Welcome, @Martin_Pook
Yes, probably (based on this other post by Mike Love).
Are you getting an error? We can help to troubleshoot any technical problems you might be having. Please see the banner at this forum for how to do that, or see the topic here directly How to get faster help with your question
Most of the errors we see in Galaxy are simple data input issues, so I’m adding the help in below in case that helps you or anyone else reading this later on. A very simple “time point” example is included in the table, and maybe helps?
The DESeq2 tool as implemented in Galaxy is the same base program as used anywhere else.
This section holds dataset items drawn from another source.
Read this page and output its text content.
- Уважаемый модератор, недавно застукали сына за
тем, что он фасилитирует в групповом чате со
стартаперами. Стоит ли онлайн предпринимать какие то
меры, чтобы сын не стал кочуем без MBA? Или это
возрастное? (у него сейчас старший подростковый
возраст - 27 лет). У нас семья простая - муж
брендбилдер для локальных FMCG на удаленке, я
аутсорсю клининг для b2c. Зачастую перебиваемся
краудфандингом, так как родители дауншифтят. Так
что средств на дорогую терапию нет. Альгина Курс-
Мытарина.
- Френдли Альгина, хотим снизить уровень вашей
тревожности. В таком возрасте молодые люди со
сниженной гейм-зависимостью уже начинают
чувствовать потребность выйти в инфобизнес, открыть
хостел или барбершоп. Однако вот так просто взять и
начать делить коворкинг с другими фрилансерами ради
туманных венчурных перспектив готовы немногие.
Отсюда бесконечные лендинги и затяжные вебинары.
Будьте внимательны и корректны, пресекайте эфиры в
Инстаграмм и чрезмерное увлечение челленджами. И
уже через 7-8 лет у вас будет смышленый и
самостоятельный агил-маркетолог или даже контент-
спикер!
Reminders about how these Bioconductor tools expect data to be formatted → FAQ: Extended Help for Differential Expression Analysis Tools
And, an example of how to format the optional factor table is in the Help section on the Galaxy form (scroll down to find this), and part of it is quoted below.
Inputs
Count Files
DESeq2 takes count tables generated from featureCounts, HTSeq-count or StringTie as input. Count tables must be generated for each sample individually. One header row is assumed, but files with no header (e.g from HTSeq) can be input with the Files have header? option set to No. DESeq2 is capable of handling multiple factors that affect your experiment. The first factor you input is considered as the primary factor that affects gene expressions. Optionally, you can input one or more secondary factors that might influence your experiment. But the final output will be changes in genes due to primary factor in presence of secondary factors. Each factor has two levels/states. You need to select appropriate count table from your history for each factor level.
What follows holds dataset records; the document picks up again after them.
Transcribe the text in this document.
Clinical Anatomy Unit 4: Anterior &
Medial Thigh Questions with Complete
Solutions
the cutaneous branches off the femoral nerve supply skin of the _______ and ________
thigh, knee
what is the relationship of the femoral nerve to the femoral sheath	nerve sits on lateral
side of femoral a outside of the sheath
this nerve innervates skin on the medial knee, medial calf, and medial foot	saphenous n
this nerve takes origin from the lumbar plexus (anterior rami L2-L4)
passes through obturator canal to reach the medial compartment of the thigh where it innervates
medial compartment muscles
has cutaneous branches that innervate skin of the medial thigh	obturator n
The following table gives some examples of factors and their levels:
Factor | Factor level 1 | Factor level 2 |
---|---|---|
Treatment | Treated | Untreated |
Condition | Knockdown | Wildtype |
TimePoint | Day4 | Day1 |
SeqType | SingleEnd | PairedEnd |
Gender | Female | Male |
Note: Output log2 fold changes are based on primary factor level 1 vs. factor level2. Here the order of factor levels is important. For example, for the factor ‘Treatment’ given in above table, DESeq2 computes fold changes of ‘Treated’ samples against ‘Untreated’, i.e. the values correspond to up or down regulations of genes in Treated samples.
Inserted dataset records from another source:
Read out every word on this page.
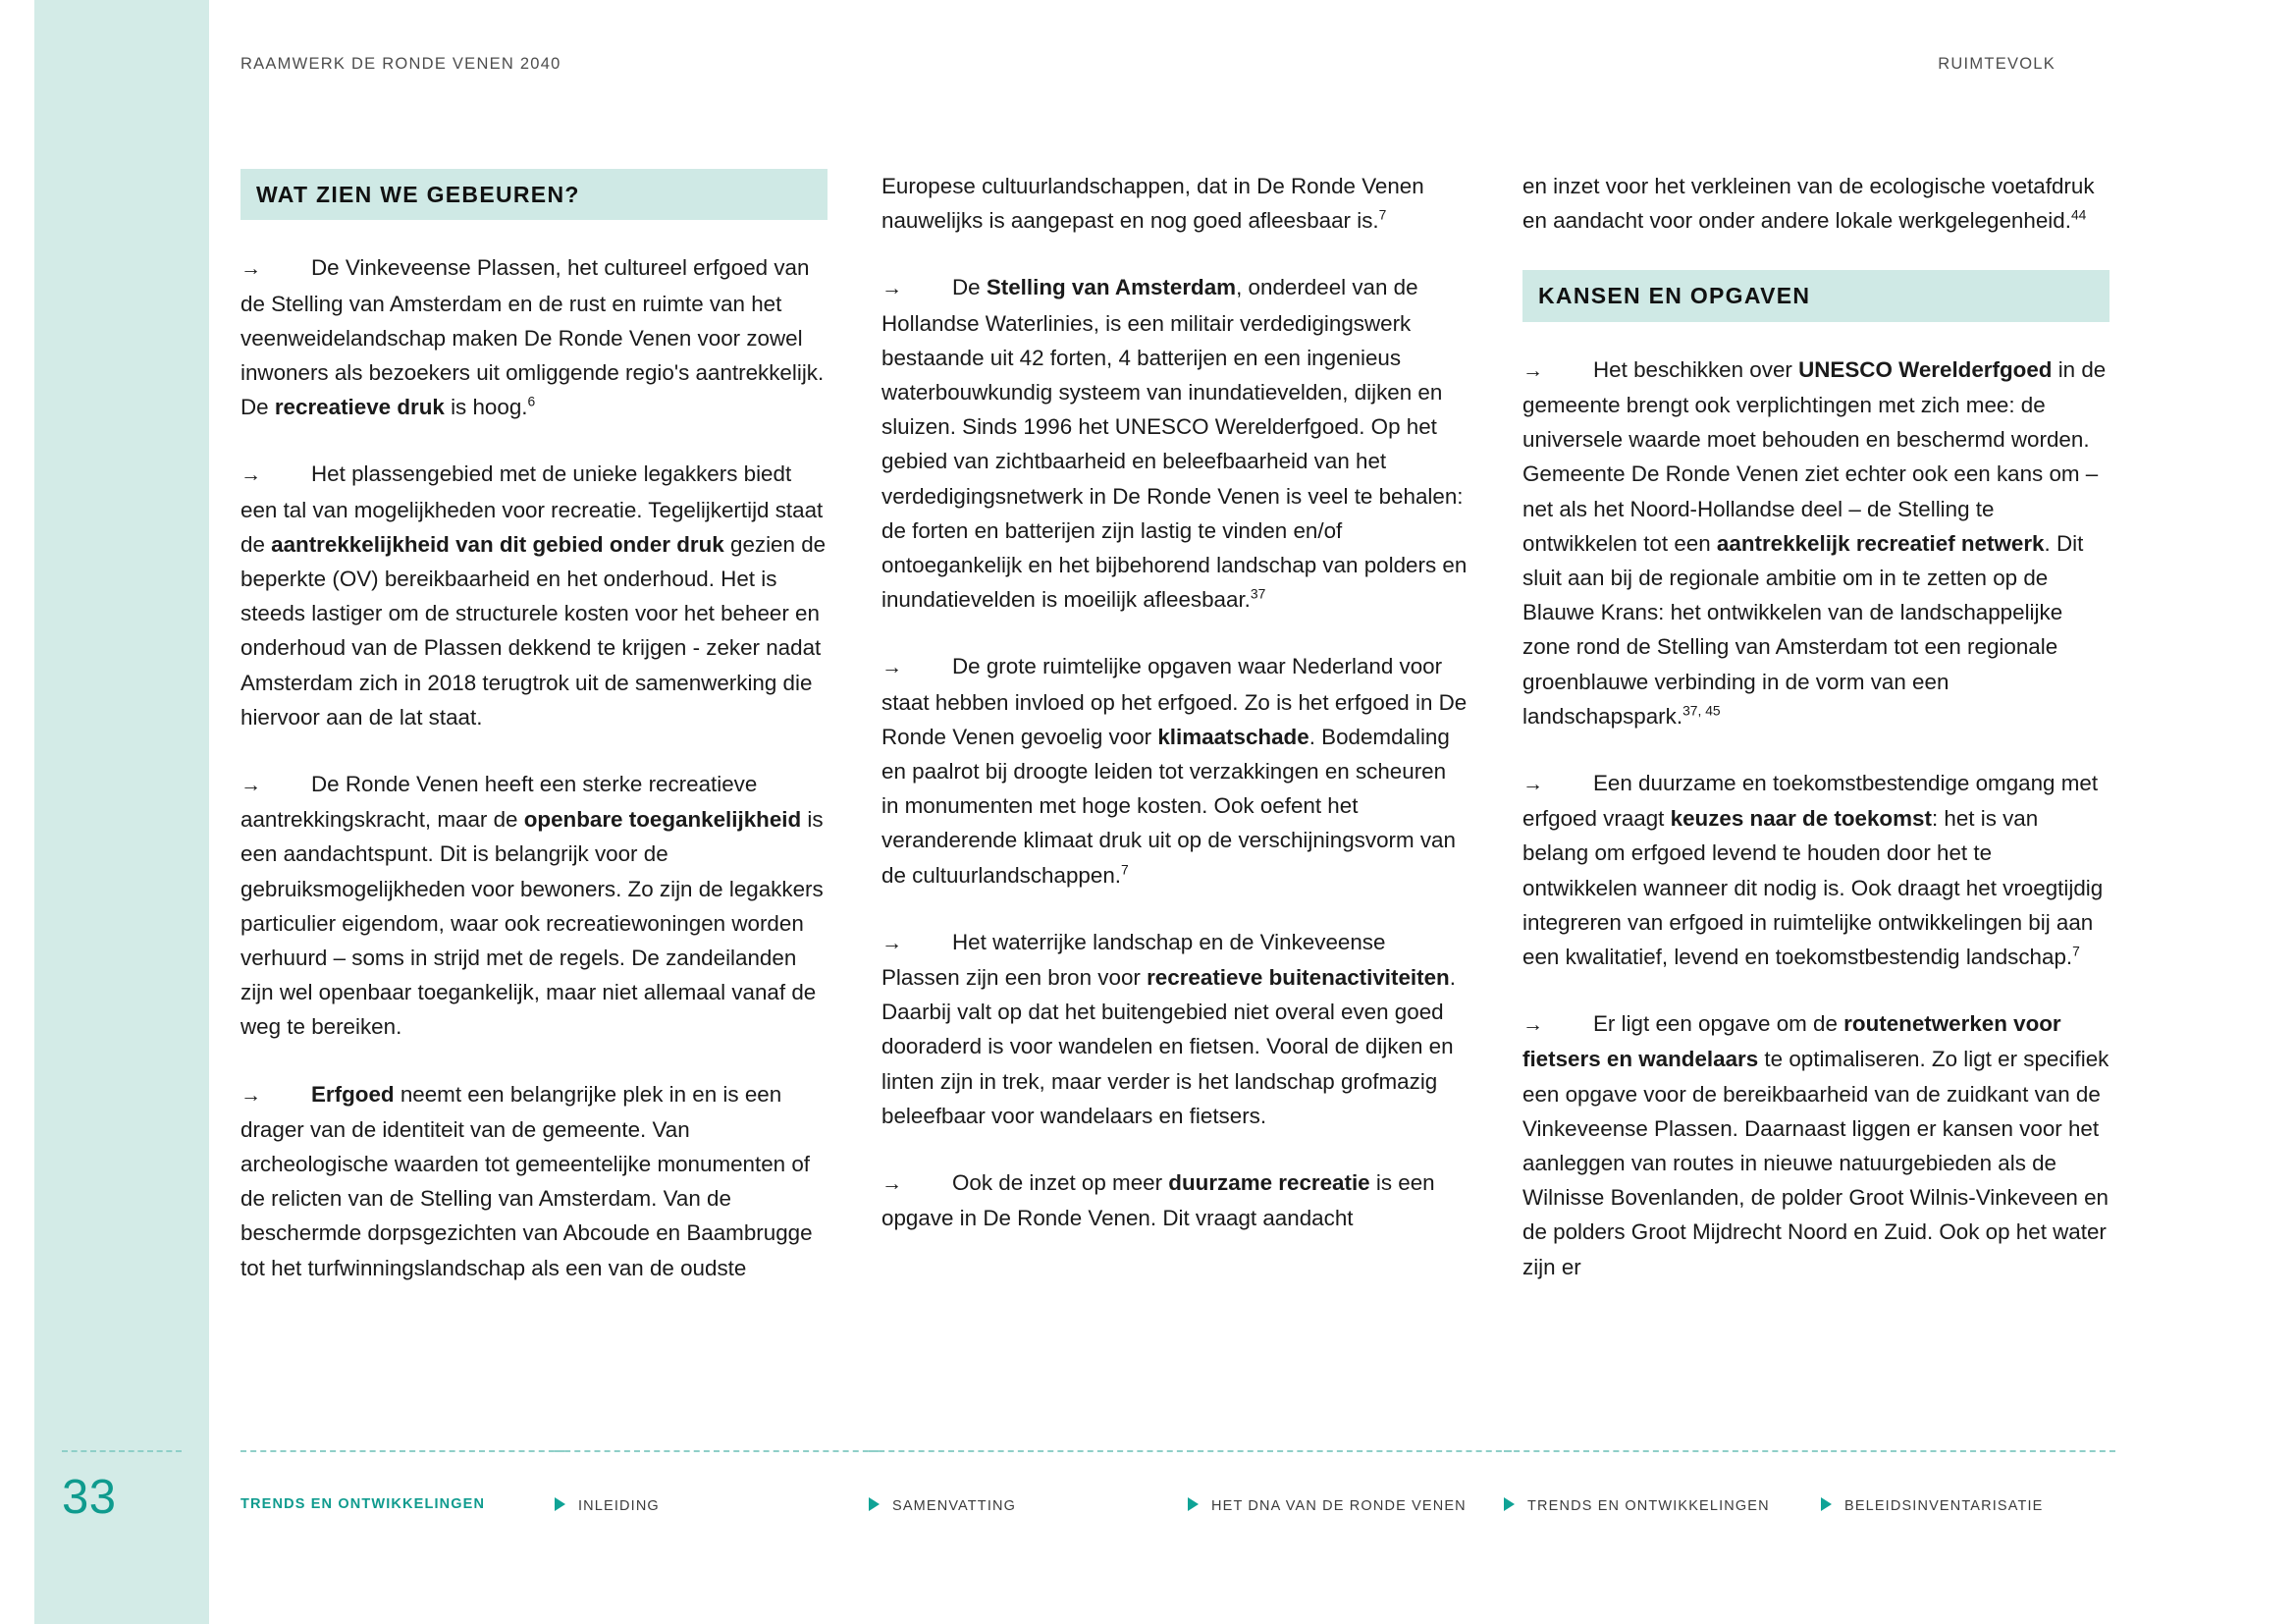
RAAMWERK DE RONDE VENEN 2040	RUIMTEVOLK
WAT ZIEN WE GEBEUREN?

→ De Vinkeveense Plassen, het cultureel erfgoed van de Stelling van Amsterdam en de rust en ruimte van het veenweidelandschap maken De Ronde Venen voor zowel inwoners als bezoekers uit omliggende regio's aantrekkelijk. De recreatieve druk is hoog.$^6$

→ Het plassengebied met de unieke legakkers biedt een tal van mogelijkheden voor recreatie. Tegelijkertijd staat de aantrekkelijkheid van dit gebied onder druk gezien de beperkte (OV) bereikbaarheid en het onderhoud. Het is steeds lastiger om de structurele kosten voor het beheer en onderhoud van de Plassen dekkend te krijgen - zeker nadat Amsterdam zich in 2018 terugtrok uit de samenwerking die hiervoor aan de lat staat.

→ De Ronde Venen heeft een sterke recreatieve aantrekkingskracht, maar de openbare toegankelijkheid is een aandachtspunt. Dit is belangrijk voor de gebruiksmogelijkheden voor bewoners. Zo zijn de legakkers particulier eigendom, waar ook recreatiewoningen worden verhuurd – soms in strijd met de regels. De zandeilanden zijn wel openbaar toegankelijk, maar niet allemaal vanaf de weg te bereiken.

→ Erfgoed neemt een belangrijke plek in en is een drager van de identiteit van de gemeente. Van archeologische waarden tot gemeentelijke monumenten of de relicten van de Stelling van Amsterdam. Van de beschermde dorpsgezichten van Abcoude en Baambrugge tot het turfwinningslandschap als een van de oudste

Europese cultuurlandschappen, dat in De Ronde Venen nauwelijks is aangepast en nog goed afleesbaar is.$^7$

→ De Stelling van Amsterdam, onderdeel van de Hollandse Waterlinies, is een militair verdedigingswerk bestaande uit 42 forten, 4 batterijen en een ingenieus waterbouwkundig systeem van inundatievelden, dijken en sluizen. Sinds 1996 het UNESCO Werelderfgoed. Op het gebied van zichtbaarheid en beleefbaarheid van het verdedigingsnetwerk in De Ronde Venen is veel te behalen: de forten en batterijen zijn lastig te vinden en/of ontoegankelijk en het bijbehorend landschap van polders en inundatievelden is moeilijk afleesbaar.$^{37}$

→ De grote ruimtelijke opgaven waar Nederland voor staat hebben invloed op het erfgoed. Zo is het erfgoed in De Ronde Venen gevoelig voor klimaatschade. Bodemdaling en paalrot bij droogte leiden tot verzakkingen en scheuren in monumenten met hoge kosten. Ook oefent het veranderende klimaat druk uit op de verschijningsvorm van de cultuurlandschappen.$^7$

→ Het waterrijke landschap en de Vinkeveense Plassen zijn een bron voor recreatieve buitenactiviteiten. Daarbij valt op dat het buitengebied niet overal even goed dooraderd is voor wandelen en fietsen. Vooral de dijken en linten zijn in trek, maar verder is het landschap grofmazig beleefbaar voor wandelaars en fietsers.

→ Ook de inzet op meer duurzame recreatie is een opgave in De Ronde Venen. Dit vraagt aandacht

en inzet voor het verkleinen van de ecologische voetafdruk en aandacht voor onder andere lokale werkgelegenheid.$^{44}$

KANSEN EN OPGAVEN

→ Het beschikken over UNESCO Werelderfgoed in de gemeente brengt ook verplichtingen met zich mee: de universele waarde moet behouden en beschermd worden. Gemeente De Ronde Venen ziet echter ook een kans om – net als het Noord-Hollandse deel – de Stelling te ontwikkelen tot een aantrekkelijk recreatief netwerk. Dit sluit aan bij de regionale ambitie om in te zetten op de Blauwe Krans: het ontwikkelen van de landschappelijke zone rond de Stelling van Amsterdam tot een regionale groenblauwe verbinding in de vorm van een landschapspark.$^{37, 45}$

→ Een duurzame en toekomstbestendige omgang met erfgoed vraagt keuzes naar de toekomst: het is van belang om erfgoed levend te houden door het te ontwikkelen wanneer dit nodig is. Ook draagt het vroegtijdig integreren van erfgoed in ruimtelijke ontwikkelingen bij aan een kwalitatief, levend en toekomstbestendig landschap.$^7$

→ Er ligt een opgave om de routenetwerken voor fietsers en wandelaars te optimaliseren. Zo ligt er specifiek een opgave voor de bereikbaarheid van de zuidkant van de Vinkeveense Plassen. Daarnaast liggen er kansen voor het aanleggen van routes in nieuwe natuurgebieden als de Wilnisse Bovenlanden, de polder Groot Wilnis-Vinkeveen en de polders Groot Mijdrecht Noord en Zuid. Ook op het water zijn er

33	TRENDS EN ONTWIKKELINGEN	INLEIDING	SAMENVATTING	HET DNA VAN DE RONDE VENEN	TRENDS EN ONTWIKKELINGEN	BELEIDSINVENTARISATIE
Some additional advice on how to do this if you have multiple factors and factor levels…
-
Consider grouping the count files per factor level into collection folders. These can even be generated within collection folders. Or, you can process the data all in one collection with group tags. Another recent Q&A topic covers these details here → Error when running DeSeq2: help resources and input strategies - #4 by jennaj
-
Set the form up. Give each factor a distinct simple name (letters, numbers, underscores only, not starting with a number and no spaces) , and give each factor level a distinct simple name. Then select the appropriate count files for each factor level.
-
All of this could be put into a workflow, or you can consider extracting a workflow after for reuse. You may also be able to adapt one of the existing workflow templates.
-
DESeq2 expects individual count files, and does not accept a count matrix. Limma and EdgeR accept both.
Thank you!
This is encouraging and I also found meanwhile that one can confirm and see how the design model has been set looking from the Galaxy Tool Standard Output.